Somewhere earlier this year, Nano started acting a little weird. She seemed more sluggish and slow, and at the same time more bitchy — I think I can use ‘bitchy’ here, she is a female dog and all — and easily annoyed.
Normally, we’d go out at around 22:00 and then again at 08:00 or maybe 09:00. She needed to go pee more. And she drank a lot. I had to refill her bowl four or five times per day.
After a week of waking up at 01:00 and 03:00 and 05:00 and 07:00 because she had to go pee, I made an appointment with the vet. They did some tests, including an extensive blood-test, and the cause of her malaise became very clear: high bloodsugar. Since the other tests showed no anomalies, the vet concluded diabetes. She told us to start doing shots, and then bring Nano in for another bloodsugar-test in a week or so. I asked about checking her levels myself, since I did own a glucosemeter. They showed me how to do it, and told me to phone in the results after a week of doing 2 units per meal (4 per day), 12 hours apart.
A few things became almost immediately clear:
- Nano doesn’t like the way the vet said to check her glucose
- She almost instantly stopped drinking and peeing so much, I could sleep through the night once more!

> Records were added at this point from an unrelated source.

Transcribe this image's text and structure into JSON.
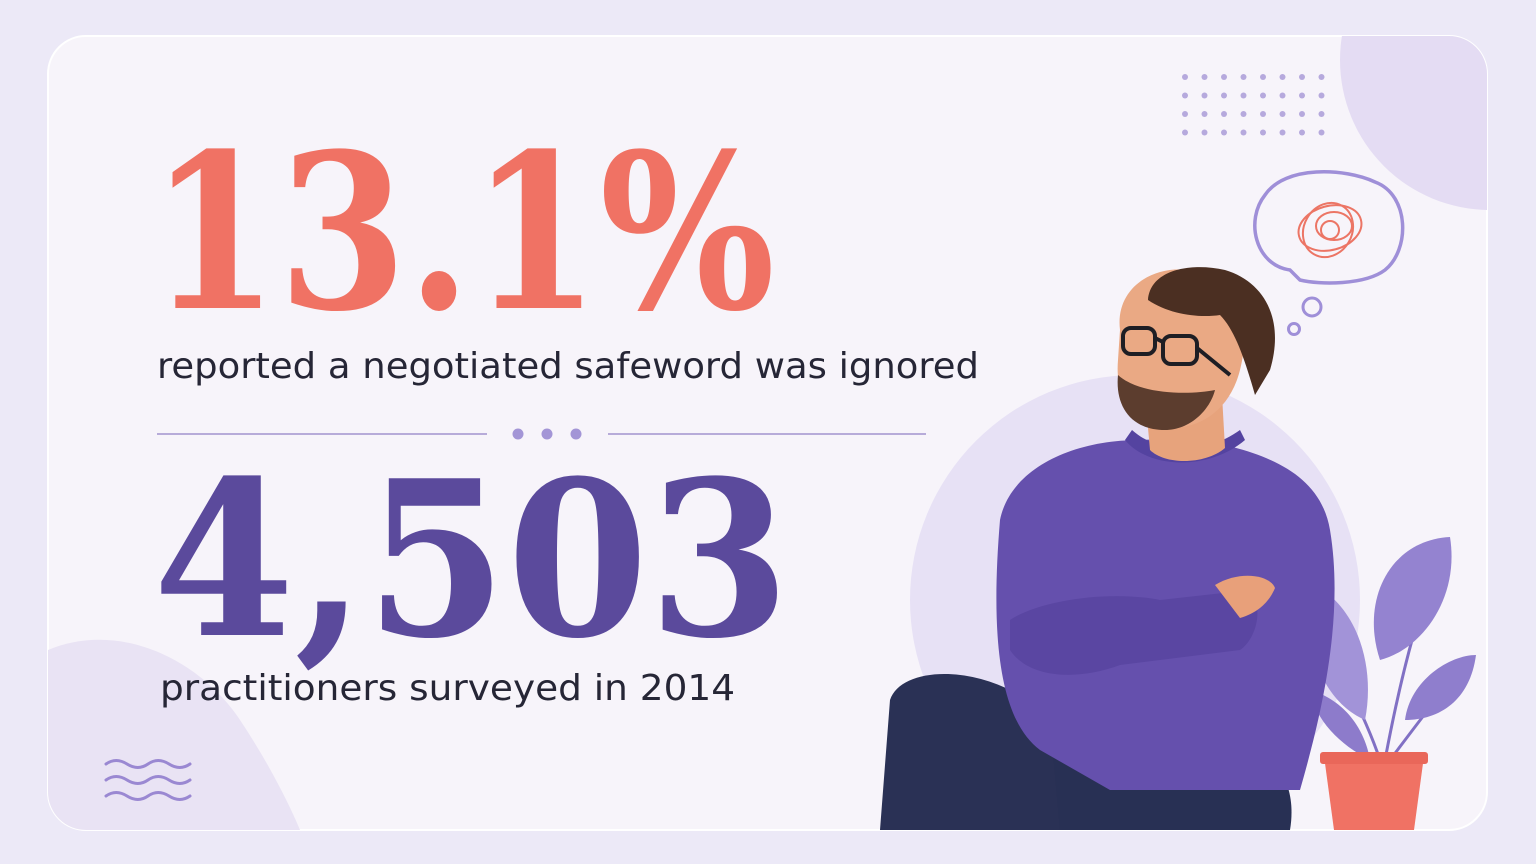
{
  "stats": [
    {
      "value": "13.1%",
      "label": "reported a negotiated safeword was ignored"
    },
    {
      "value": "4,503",
      "label": "practitioners surveyed in 2014"
    }
  ]
}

- Nano should have her head checked, she does not care at all about getting needles in her ear or shoulders. In fact, these days, when I take out the glucosemeter she comes running as soon as she hears the pop of the strips container.

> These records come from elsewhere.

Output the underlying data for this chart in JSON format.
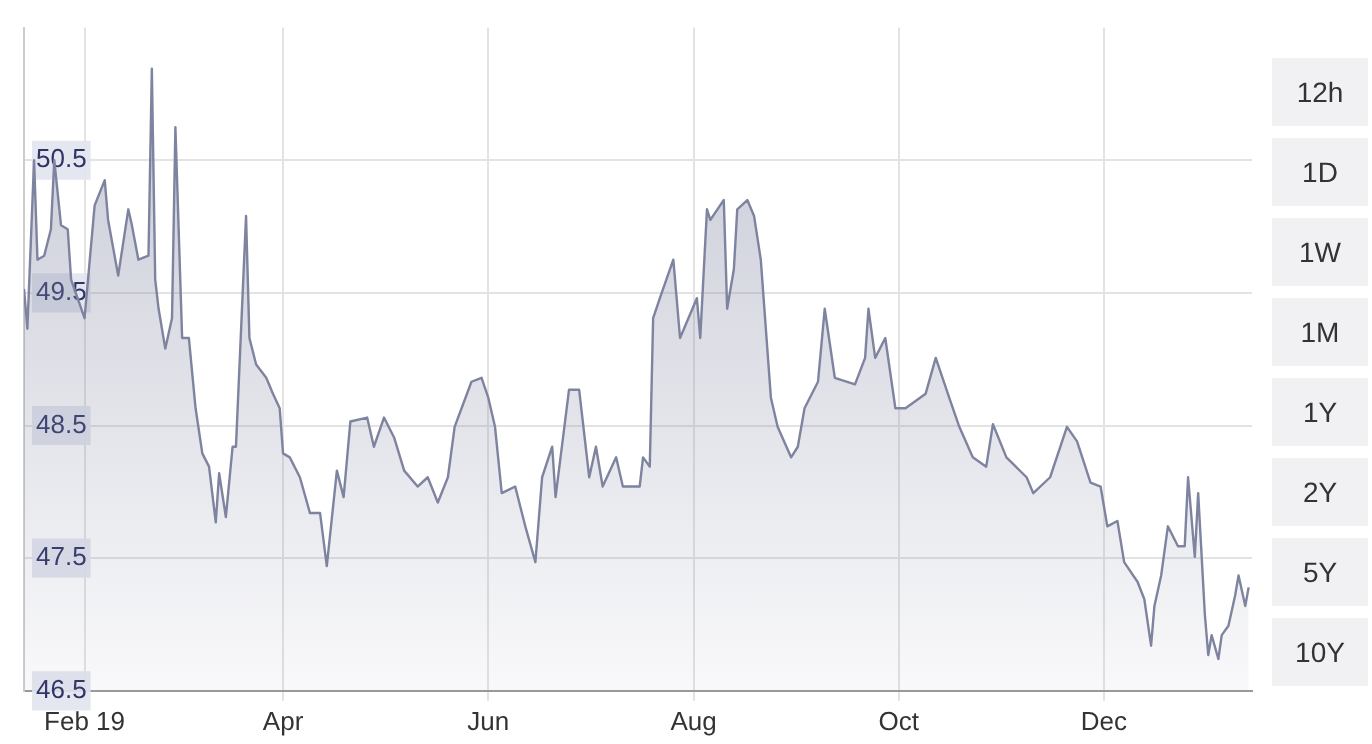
{
  "chart_data": {
    "type": "area",
    "color": "#7e839f",
    "grid": true,
    "marker": "none",
    "line_style": "solid",
    "xlim": [
      "2019-01-14",
      "2020-01-14"
    ],
    "xticks": [
      {
        "value": "2019-02-01",
        "label": "Feb 19"
      },
      {
        "value": "2019-04-01",
        "label": "Apr"
      },
      {
        "value": "2019-06-01",
        "label": "Jun"
      },
      {
        "value": "2019-08-01",
        "label": "Aug"
      },
      {
        "value": "2019-10-01",
        "label": "Oct"
      },
      {
        "value": "2019-12-01",
        "label": "Dec"
      }
    ],
    "ylim": [
      46.5,
      51.5
    ],
    "yticks": [
      46.5,
      47.5,
      48.5,
      49.5,
      50.5
    ],
    "annotations": [
      "12h",
      "1D",
      "1W",
      "1M",
      "1Y",
      "2Y",
      "5Y",
      "10Y"
    ],
    "x": [
      "2019-01-14",
      "2019-01-15",
      "2019-01-17",
      "2019-01-18",
      "2019-01-20",
      "2019-01-22",
      "2019-01-23",
      "2019-01-25",
      "2019-01-27",
      "2019-01-28",
      "2019-02-01",
      "2019-02-04",
      "2019-02-07",
      "2019-02-08",
      "2019-02-11",
      "2019-02-14",
      "2019-02-15",
      "2019-02-17",
      "2019-02-20",
      "2019-02-21",
      "2019-02-22",
      "2019-02-23",
      "2019-02-25",
      "2019-02-27",
      "2019-02-28",
      "2019-03-02",
      "2019-03-04",
      "2019-03-06",
      "2019-03-08",
      "2019-03-10",
      "2019-03-12",
      "2019-03-13",
      "2019-03-15",
      "2019-03-17",
      "2019-03-18",
      "2019-03-21",
      "2019-03-22",
      "2019-03-24",
      "2019-03-27",
      "2019-03-29",
      "2019-03-31",
      "2019-04-01",
      "2019-04-03",
      "2019-04-06",
      "2019-04-09",
      "2019-04-12",
      "2019-04-14",
      "2019-04-17",
      "2019-04-19",
      "2019-04-21",
      "2019-04-26",
      "2019-04-28",
      "2019-05-01",
      "2019-05-04",
      "2019-05-07",
      "2019-05-11",
      "2019-05-14",
      "2019-05-17",
      "2019-05-20",
      "2019-05-22",
      "2019-05-27",
      "2019-05-30",
      "2019-06-01",
      "2019-06-03",
      "2019-06-05",
      "2019-06-09",
      "2019-06-12",
      "2019-06-15",
      "2019-06-17",
      "2019-06-20",
      "2019-06-21",
      "2019-06-25",
      "2019-06-28",
      "2019-07-01",
      "2019-07-03",
      "2019-07-05",
      "2019-07-09",
      "2019-07-11",
      "2019-07-16",
      "2019-07-17",
      "2019-07-19",
      "2019-07-20",
      "2019-07-22",
      "2019-07-26",
      "2019-07-28",
      "2019-08-02",
      "2019-08-03",
      "2019-08-05",
      "2019-08-06",
      "2019-08-10",
      "2019-08-11",
      "2019-08-13",
      "2019-08-14",
      "2019-08-17",
      "2019-08-19",
      "2019-08-21",
      "2019-08-24",
      "2019-08-26",
      "2019-08-30",
      "2019-09-01",
      "2019-09-03",
      "2019-09-07",
      "2019-09-09",
      "2019-09-12",
      "2019-09-18",
      "2019-09-21",
      "2019-09-22",
      "2019-09-24",
      "2019-09-27",
      "2019-09-30",
      "2019-10-03",
      "2019-10-09",
      "2019-10-12",
      "2019-10-16",
      "2019-10-19",
      "2019-10-23",
      "2019-10-27",
      "2019-10-29",
      "2019-11-02",
      "2019-11-08",
      "2019-11-10",
      "2019-11-15",
      "2019-11-20",
      "2019-11-23",
      "2019-11-27",
      "2019-11-30",
      "2019-12-02",
      "2019-12-05",
      "2019-12-07",
      "2019-12-11",
      "2019-12-13",
      "2019-12-15",
      "2019-12-16",
      "2019-12-18",
      "2019-12-20",
      "2019-12-23",
      "2019-12-25",
      "2019-12-26",
      "2019-12-28",
      "2019-12-29",
      "2019-12-31",
      "2020-01-01",
      "2020-01-02",
      "2020-01-04",
      "2020-01-05",
      "2020-01-07",
      "2020-01-09",
      "2020-01-10",
      "2020-01-12",
      "2020-01-13"
    ],
    "values": [
      49.53,
      49.23,
      50.5,
      49.75,
      49.78,
      49.98,
      50.5,
      50.01,
      49.98,
      49.6,
      49.31,
      50.16,
      50.35,
      50.05,
      49.63,
      50.13,
      50.02,
      49.75,
      49.78,
      51.19,
      49.6,
      49.38,
      49.08,
      49.31,
      50.75,
      49.16,
      49.16,
      48.63,
      48.29,
      48.19,
      47.77,
      48.14,
      47.81,
      48.34,
      48.34,
      50.08,
      49.16,
      48.96,
      48.86,
      48.74,
      48.63,
      48.29,
      48.26,
      48.11,
      47.84,
      47.84,
      47.44,
      48.16,
      47.96,
      48.53,
      48.56,
      48.34,
      48.56,
      48.41,
      48.16,
      48.04,
      48.11,
      47.92,
      48.11,
      48.49,
      48.83,
      48.86,
      48.71,
      48.49,
      47.99,
      48.04,
      47.74,
      47.47,
      48.11,
      48.34,
      47.96,
      48.77,
      48.77,
      48.11,
      48.34,
      48.04,
      48.26,
      48.04,
      48.04,
      48.26,
      48.19,
      49.31,
      49.46,
      49.75,
      49.16,
      49.46,
      49.16,
      50.13,
      50.05,
      50.2,
      49.38,
      49.68,
      50.13,
      50.2,
      50.08,
      49.75,
      48.71,
      48.49,
      48.26,
      48.34,
      48.63,
      48.83,
      49.38,
      48.86,
      48.81,
      49.01,
      49.38,
      49.01,
      49.16,
      48.63,
      48.63,
      48.74,
      49.01,
      48.71,
      48.49,
      48.26,
      48.19,
      48.51,
      48.26,
      48.11,
      47.99,
      48.11,
      48.49,
      48.38,
      48.07,
      48.04,
      47.74,
      47.78,
      47.47,
      47.32,
      47.19,
      46.84,
      47.14,
      47.37,
      47.74,
      47.59,
      47.59,
      48.11,
      47.51,
      47.99,
      47.07,
      46.77,
      46.92,
      46.74,
      46.92,
      46.99,
      47.22,
      47.37,
      47.14,
      47.28
    ]
  }
}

- Nano’s levels do better on a raw meat diet, they go through the roof on dry food.
- Nano’s seemingly innocent snacks made her levels go very high (above 30mmol/L (or 540mg/dL), from around 9 or 10 (or ~160-180mg/dL)).
- Tiny insuline bottles fall over easily in the fridge 1
Glucose-levels for dogs need to follow a similar pattern as they do for humans. Ideally, she’ll have values between 5 and 10 mmol/L. We have discovered, however, that if she drops below ~6.5, her glucose will shoot up in the next hour or so (up to and sometimes even over 20). I’ve tried various meters and they mostly seem to agree on the values, and that the glucose bounces back up when it drops below 6-ish.
In the early days, I used a Launch Center Pro action to keep track of her values and the amount of food she had. It looked like this:
It adds a new event in a Google calendar through the wonderful Fantastical 2 and then creates a reminder for 11 hours later to feed Nano again, in Due It relies on several TextExpander snippets to fill in the correct date and dosage. I also have an IFTTT rule set up to check new events in that calendar and add them as a new row to a spreadsheet. I don’t use Google Calendar for much, but it proved useful in this case.
A few weeks ago, I found the Glucodock , a glucosemeter that clicks into the iPhone and lets the phone do the hard work. For €9.95 I figured I could take the risk and try it for a while. It works really well, and the strips actually cost less than the previous meter I used, always a bonus.
Nano has improved healthwise. She drinks normal amounts and sleeps through the night again. Last week she had surgery to remove a cyste from her toe, and the wound healed up quick. It seems she doesn’t have the slow wound healing associated with diabetes and in fact, she didn’t seem bother by the stitches at all. She did seem bothered by the bandage and boot she had to wear for a few days, and as soon as I removed those, she ran around like a happy little puppy.
Her bloodsugar still bounces around a bit, higher in the morning, but low enough in the afternoon and evening. She has stayed at the doggy hotel and with friends and all went well. She still tries to steal food — usually the kind she shouldn’t eat.
Over the past few months I’ve heard that I overanalyse the data and check her levels too often (before breakfast and dinner, and then in the afternoon and before bed). Perhaps I do, however, I’d do the same for me. I don’t do it because I freak out over her levels, I do it to find patterns to find the best treatment possible.
And I also get to geek out in the meantime.